American

Weekly Meanderings, 15 October 2016

Screen Shot 2016-07-11 at 5.48.36 PMWe begin, acknowledging as I always could do Kris’ constant sending me of possible links for Meanderings, with Naomi Krueger:

Bragging about or joking about degrading women is serious business. Words are never “just words.” They are rooted in violent, deep-seated beliefs about women’s worth. Words shape the way we think. The way we think shapes the way we act. And the more acceptable, the more laughable, violence toward women becomes, the less safe women become. You’ve heard the statistics:

One in five women in the United States have been sexually assaulted while attending college. 4.5 million people are trapped in sexual exploitation globally. Nearly all women experience sexual harassment in one form or another repeatedly over their lifetimes.

Do words really have the power to incite that level of abuse?

James, the brother of Jesus, sure seemed to think so.
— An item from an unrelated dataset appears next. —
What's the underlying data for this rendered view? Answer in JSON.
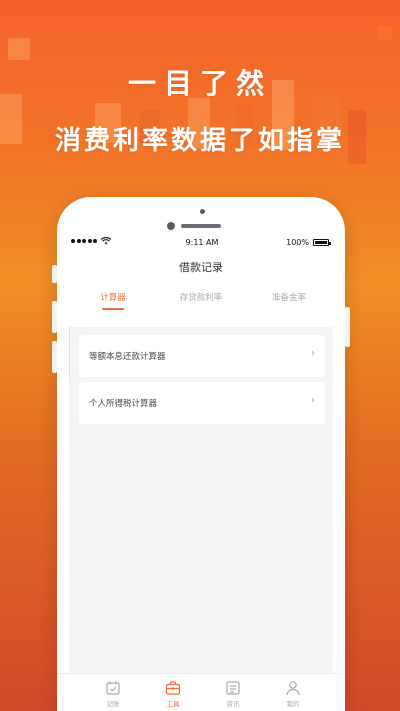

James 3 is a stern reminder of the power of the tongue and has so much relevance to this conversation about “locker room talk.” Crack open your Bible, or click here, and take a look at the whole chapter. If you don’t read the whole thing, at least read these two excerpts:

When we put bits into the mouths of horses to make them obey us, we can turn the whole animal. Or take ships as an example. Although they are so large and are driven by strong winds, they are steered by a very small rudder wherever the pilot wants to go. Likewise, the tongue is a small part of the body, but it makes great boasts. Consider what a great forest is set on fire by a small spark. The tongue also is a fire, a world of evil among the parts of the body. It corrupts the whole body, sets the whole course of one’s life on fire, and is itself set on fire by hell.”
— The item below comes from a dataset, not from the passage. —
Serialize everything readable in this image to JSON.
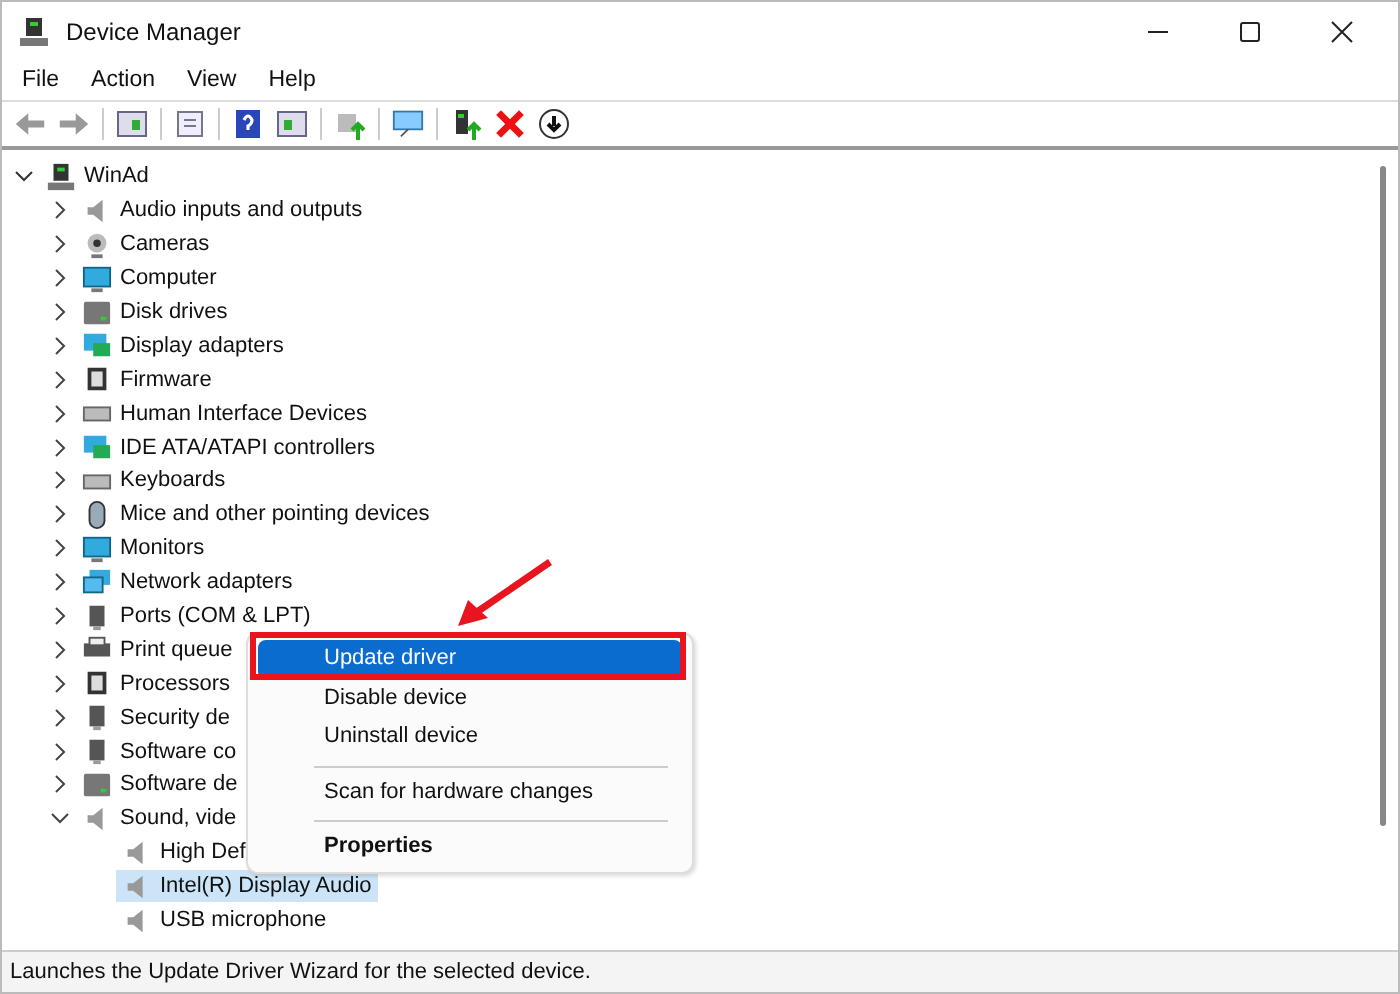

“With the tongue we praise our Lord and Father, and with it we curse human beings, who have been made in God’s likeness. Out of the same mouth come praise and cursing. My brothers and sisters, this should not be. Can both fresh water and salt water flow from the same spring? My brothers and sisters, can a fig tree bear olives, or a grapevine bear figs? Neither can a salt spring produce fresh water.”
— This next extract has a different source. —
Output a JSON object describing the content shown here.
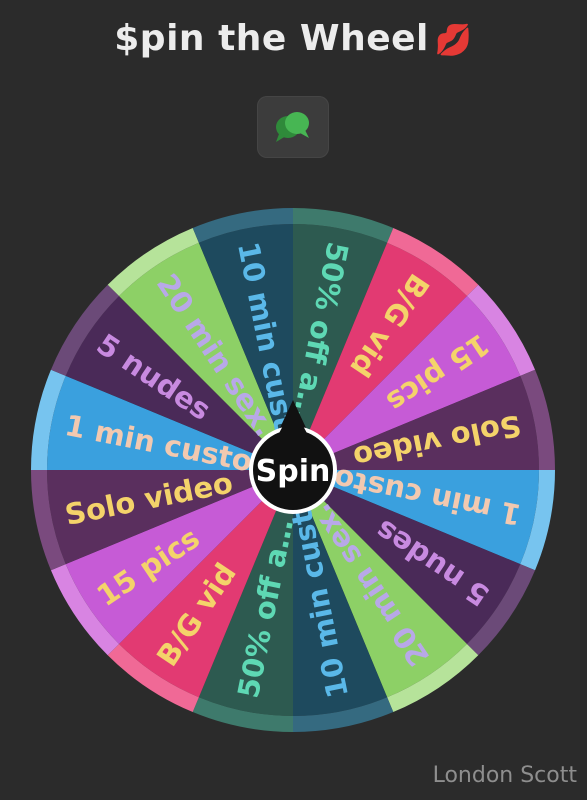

Men, when insults or lewd jokes toward women come out of your mouth, you reveal a dark, sinful piece of your soul. It’s equally damning to say nothing when you hear other men make degrading comments about women.

And now to Andrew Joseph:

Wu’s outreach to faith groups comes as advances in genetics are forcing scientists to grapple with the power of their newly discovered technology. The issue driving much of the ethical debate these days is genome-editing, which has become much simpler and more efficient with a tool called CRISPR.

Religious leaders and bioethicists have debated genome editing for decades, but it’s largely been a theoretical consideration. CRISPR makes once-theoretical notions — say, editing the genomes of embryos — a very real possibility. (Those changes are called “germline” edits and would be passed on to future generations.) It’s a revolution that’s being driven by scientists like Wu’s husband, famed geneticist and her Harvard Medical School colleague George Church.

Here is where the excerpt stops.